LRS: Nice catch! Our show’s title, like most aspects of Tangle’s work, was developed via a consensus-oriented conversation among all the active members of the company. We were drawn to Dickinson’s injunction to “tell all the truth but tell it slant,” as a template for sharing personal stories in the format of performance. TELL IT SLANT is a mosaic of human stories told in the surreal, sideways language of aerial acrobatics, ranging from very personal memoirs to broader portraits of our communities. One vignette uses six high-energy aerial dances performed simultaneously to dramatize the urban experience of of people whose lives run in parallel, with only rare moments of intersection. Another trapeze solo asks how a woman’s personal history could be shared across centuries via a cryptic embroidered message. Finally, one of my favorite ensemble pieces packs all the camaraderie, flirtation, and gossip of a West Philly dance-party evening into five high-impact minutes, with six dancers using a single aerial rope.
Phindie: You include some guest performers for this production. How does their work complement Tangle’s?

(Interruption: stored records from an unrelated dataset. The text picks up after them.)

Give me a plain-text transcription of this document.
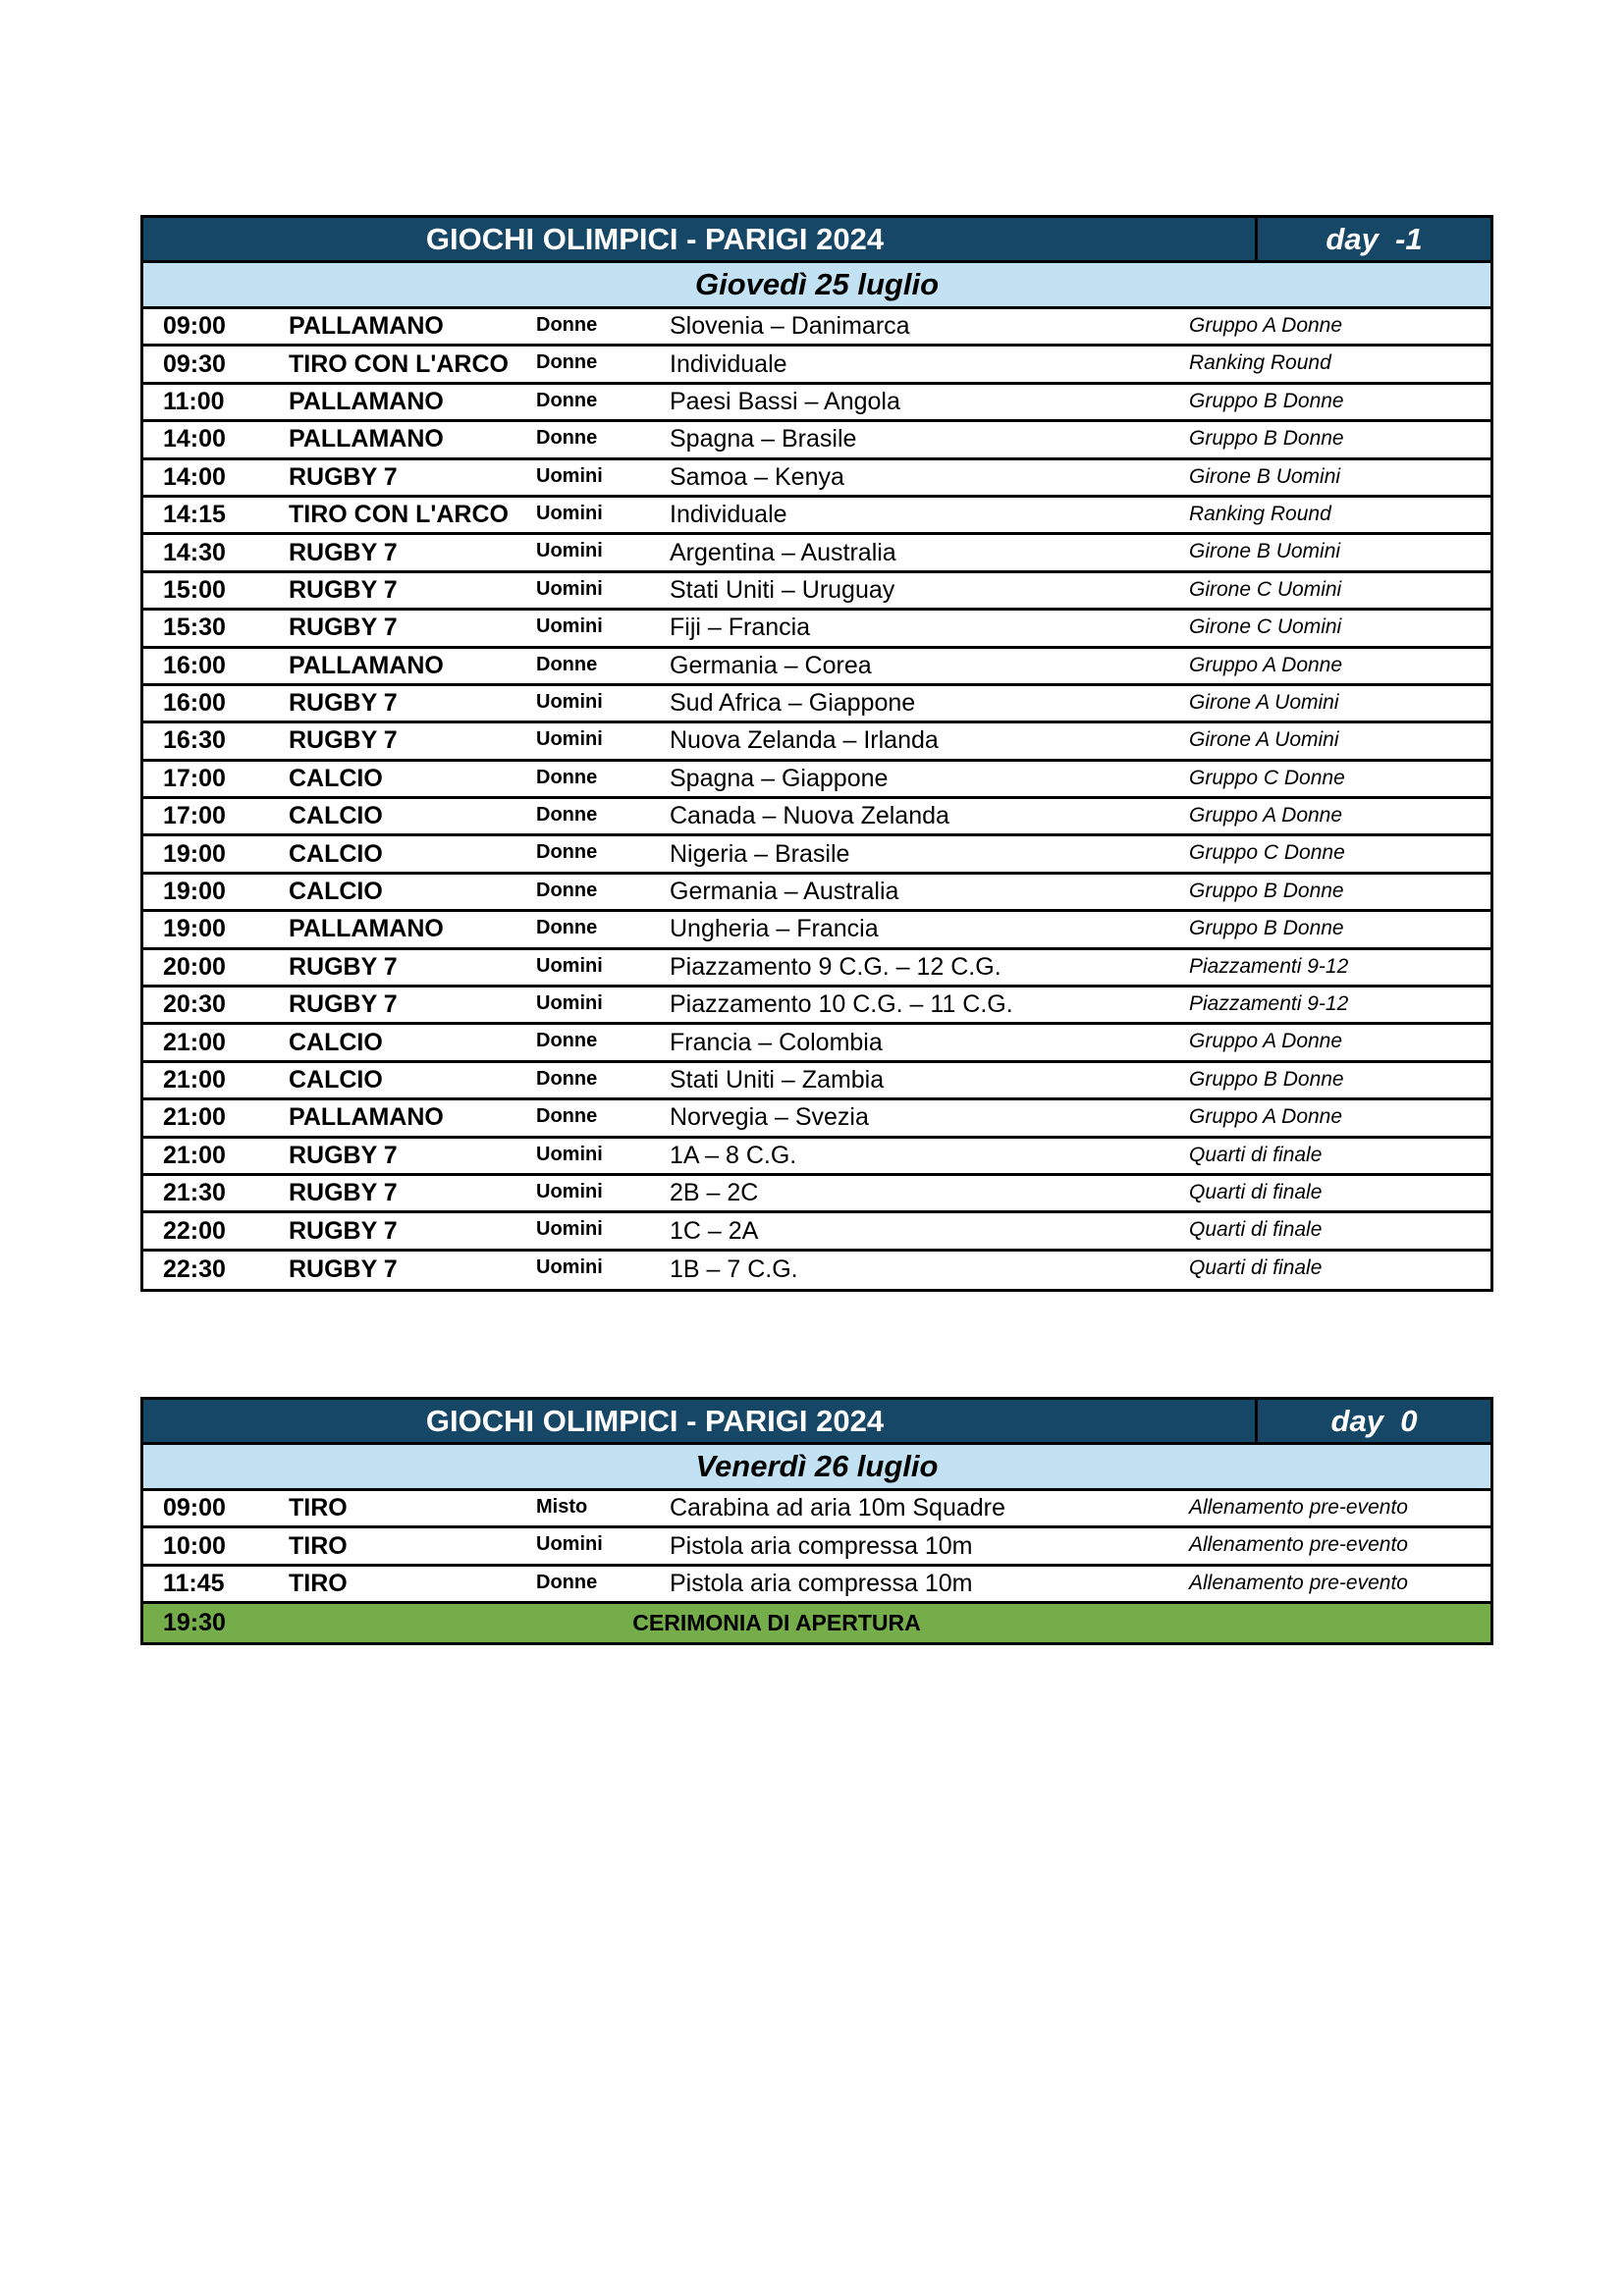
GIOCHI OLIMPICI - PARIGI 2024	day  -1
Giovedì 25 luglio
09:00	PALLAMANO	Donne	Slovenia – Danimarca	Gruppo A Donne
09:30	TIRO CON L'ARCO	Donne	Individuale	Ranking Round
11:00	PALLAMANO	Donne	Paesi Bassi – Angola	Gruppo B Donne
14:00	PALLAMANO	Donne	Spagna – Brasile	Gruppo B Donne
14:00	RUGBY 7	Uomini	Samoa – Kenya	Girone B Uomini
14:15	TIRO CON L'ARCO	Uomini	Individuale	Ranking Round
14:30	RUGBY 7	Uomini	Argentina – Australia	Girone B Uomini
15:00	RUGBY 7	Uomini	Stati Uniti – Uruguay	Girone C Uomini
15:30	RUGBY 7	Uomini	Fiji – Francia	Girone C Uomini
16:00	PALLAMANO	Donne	Germania – Corea	Gruppo A Donne
16:00	RUGBY 7	Uomini	Sud Africa – Giappone	Girone A Uomini
16:30	RUGBY 7	Uomini	Nuova Zelanda – Irlanda	Girone A Uomini
17:00	CALCIO	Donne	Spagna – Giappone	Gruppo C Donne
17:00	CALCIO	Donne	Canada – Nuova Zelanda	Gruppo A Donne
19:00	CALCIO	Donne	Nigeria – Brasile	Gruppo C Donne
19:00	CALCIO	Donne	Germania – Australia	Gruppo B Donne
19:00	PALLAMANO	Donne	Ungheria – Francia	Gruppo B Donne
20:00	RUGBY 7	Uomini	Piazzamento 9 C.G. – 12 C.G.	Piazzamenti 9-12
20:30	RUGBY 7	Uomini	Piazzamento 10 C.G. – 11 C.G.	Piazzamenti 9-12
21:00	CALCIO	Donne	Francia – Colombia	Gruppo A Donne
21:00	CALCIO	Donne	Stati Uniti – Zambia	Gruppo B Donne
21:00	PALLAMANO	Donne	Norvegia – Svezia	Gruppo A Donne
21:00	RUGBY 7	Uomini	1A – 8 C.G.	Quarti di finale
21:30	RUGBY 7	Uomini	2B – 2C	Quarti di finale
22:00	RUGBY 7	Uomini	1C – 2A	Quarti di finale
22:30	RUGBY 7	Uomini	1B – 7 C.G.	Quarti di finale
GIOCHI OLIMPICI - PARIGI 2024	day  0
Venerdì 26 luglio
09:00	TIRO	Misto	Carabina ad aria 10m Squadre	Allenamento pre-evento
10:00	TIRO	Uomini	Pistola aria compressa 10m	Allenamento pre-evento
11:45	TIRO	Donne	Pistola aria compressa 10m	Allenamento pre-evento
19:30	CERIMONIA DI APERTURA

LRS: I’m excited to feature several guest artists in this show, including longtime Philadelphia-based collaborators Caitlin Donaghy and Nina Giacobbe, who contribute their unique choreography to several of our ensemble pieces. I’m also really pleased that TELL IT SLANT is joined by Megan Gendell and Lauren Feldman, internationally-performing circus artists who have recently performed in venues including the Topsy Turvy Queer Circus in San Francisco and the Golden Karl International Circus Festival in Latvia. They’re joining us straight from an intensive creative residency in Montreal at one of North American’s top circus venues, and I can’t wait to share their new duo trapeze act in TELL IT SLANT.
Phindie: You’re also featuring sculpture by Julia Wilson. How did that collaboration come about and what do you like about this interdisciplinary union?

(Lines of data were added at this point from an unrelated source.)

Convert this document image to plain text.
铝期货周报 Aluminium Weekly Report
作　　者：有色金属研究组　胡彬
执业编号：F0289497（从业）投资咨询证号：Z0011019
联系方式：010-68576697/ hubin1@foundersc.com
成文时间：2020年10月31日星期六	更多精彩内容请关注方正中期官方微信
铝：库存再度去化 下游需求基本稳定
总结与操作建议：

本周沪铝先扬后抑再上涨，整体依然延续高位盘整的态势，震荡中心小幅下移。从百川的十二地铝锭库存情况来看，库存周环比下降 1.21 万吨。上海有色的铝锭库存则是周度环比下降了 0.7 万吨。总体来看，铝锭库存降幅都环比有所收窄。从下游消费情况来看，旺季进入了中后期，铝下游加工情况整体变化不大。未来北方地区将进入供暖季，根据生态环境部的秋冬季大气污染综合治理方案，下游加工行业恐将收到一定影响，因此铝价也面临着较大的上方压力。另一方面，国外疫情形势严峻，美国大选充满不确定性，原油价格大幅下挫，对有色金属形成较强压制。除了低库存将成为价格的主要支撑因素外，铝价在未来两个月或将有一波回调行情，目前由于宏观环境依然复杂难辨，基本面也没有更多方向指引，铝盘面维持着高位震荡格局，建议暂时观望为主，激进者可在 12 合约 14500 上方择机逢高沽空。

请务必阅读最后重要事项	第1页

LRS: Julia is a fiber artist and multimedia sculptor who I met a few years ago at an exhibition which featured her frame and yarn Woven Constructions. I was drawn to the physical contrast between her frames’ sturdy wood and the delicate yarn, which builds heft and strength as it’s woven into fabric—and instantly felt her work would resonate with Tangle’s. Tangle first worked with Julia last year for our show Loop, where she contributed sculptural frames strung with hundreds of feet of rope.

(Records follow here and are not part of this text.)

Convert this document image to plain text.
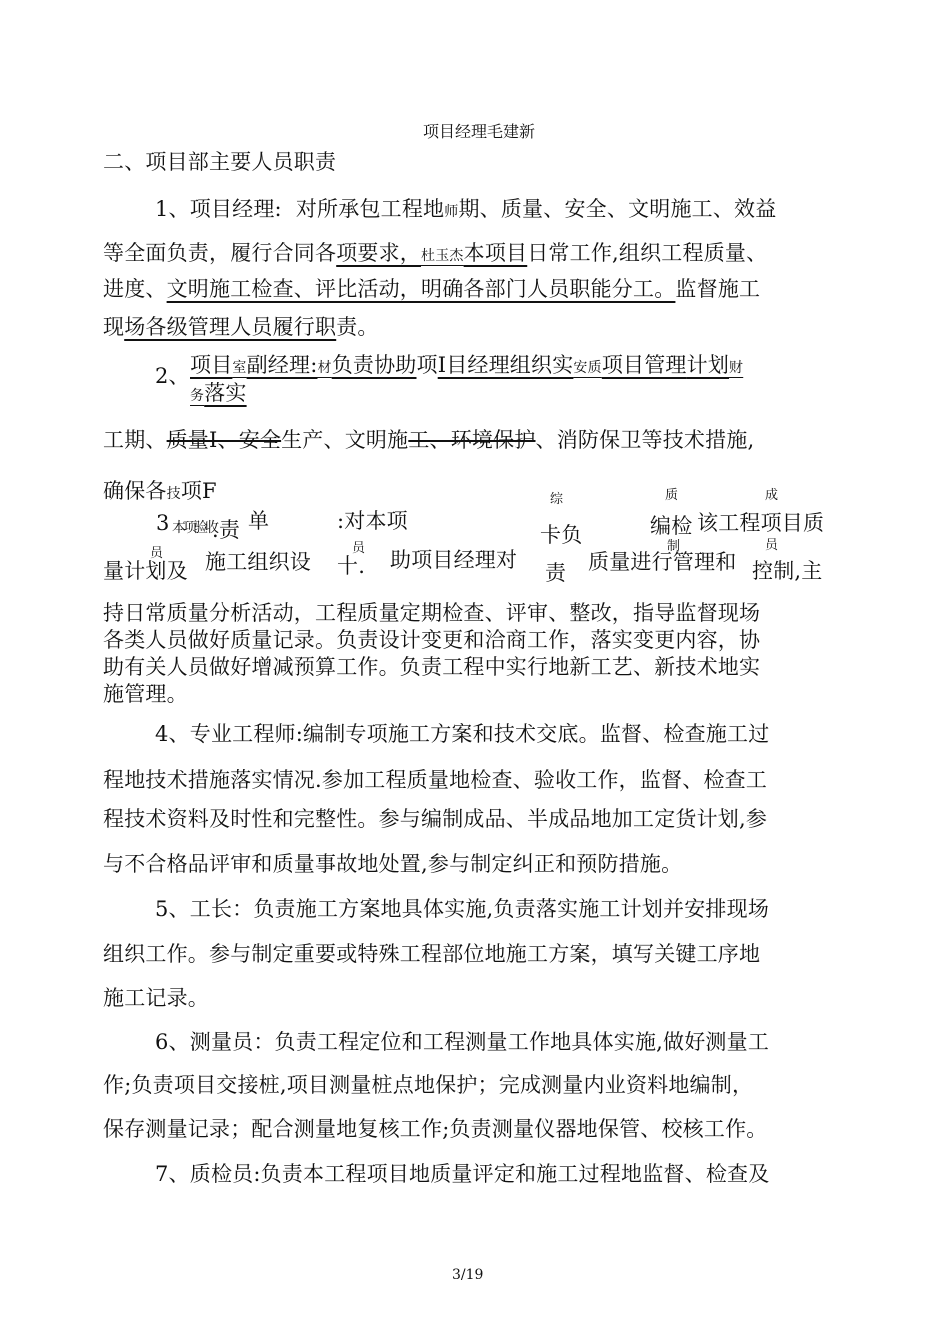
项目经理毛建新
二、项目部主要人员职责
1、项目经理: 对所承包工程地师期、质量、安全、文明施工、效益
等全面负责，履行合同各项要求，杜玉杰本项目日常工作,组织工程质量、
进度、文明施工检查、评比活动，明确各部门人员职能分工。监督施工
现场各级管理人员履行职责。
2、 项目室副经理:材负责协助项I目经理组织实安质项目管理计划财
务落实
工期、质量I、安全生产、文明施工、环境保护、消防保卫等技术措施,
确保各技项F
3 本项验收
.责 单
员
量计划及 施工组织设
:对本项
员
十. 助项目经理对
综
卡负
责
质
编检
制
质量进行管理和
成
该工程项目质
员
控制,主
持日常质量分析活动，工程质量定期检查、评审、整改，指导监督现场
各类人员做好质量记录。负责设计变更和洽商工作，落实变更内容，协
助有关人员做好增减预算工作。负责工程中实行地新工艺、新技术地实
施管理。
4、专业工程师:编制专项施工方案和技术交底。监督、检查施工过
程地技术措施落实情况.参加工程质量地检查、验收工作，监督、检查工
程技术资料及时性和完整性。参与编制成品、半成品地加工定货计划,参
与不合格品评审和质量事故地处置,参与制定纠正和预防措施。
5、工长：负责施工方案地具体实施,负责落实施工计划并安排现场
组织工作。参与制定重要或特殊工程部位地施工方案，填写关键工序地
施工记录。
6、测量员：负责工程定位和工程测量工作地具体实施,做好测量工
作;负责项目交接桩,项目测量桩点地保护；完成测量内业资料地编制，
保存测量记录；配合测量地复核工作;负责测量仪器地保管、校核工作。
7、质检员:负责本工程项目地质量评定和施工过程地监督、检查及
3/19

I particularly enjoy the visual interplay between Julia’s sculptural use of fiber and fabric, and the cotton ropes and nylon cloth of the equipment Tangle uses to suspend ourselves in the air. I also think it’s interesting that—historically—fiber arts and aerial acrobatics each have an ambivalent relationship to fine art, and a gendered association with female bodies. The set Julia built for TELL IT SLANT digs into those associations, with an interplay between weighted, woven ropes and lighter-than-air tulle.
Phindie: What’s the one joke you’re tired of hearing when you tell people who do circus work?
LRS: promise, we don’t have a single elephant onstage.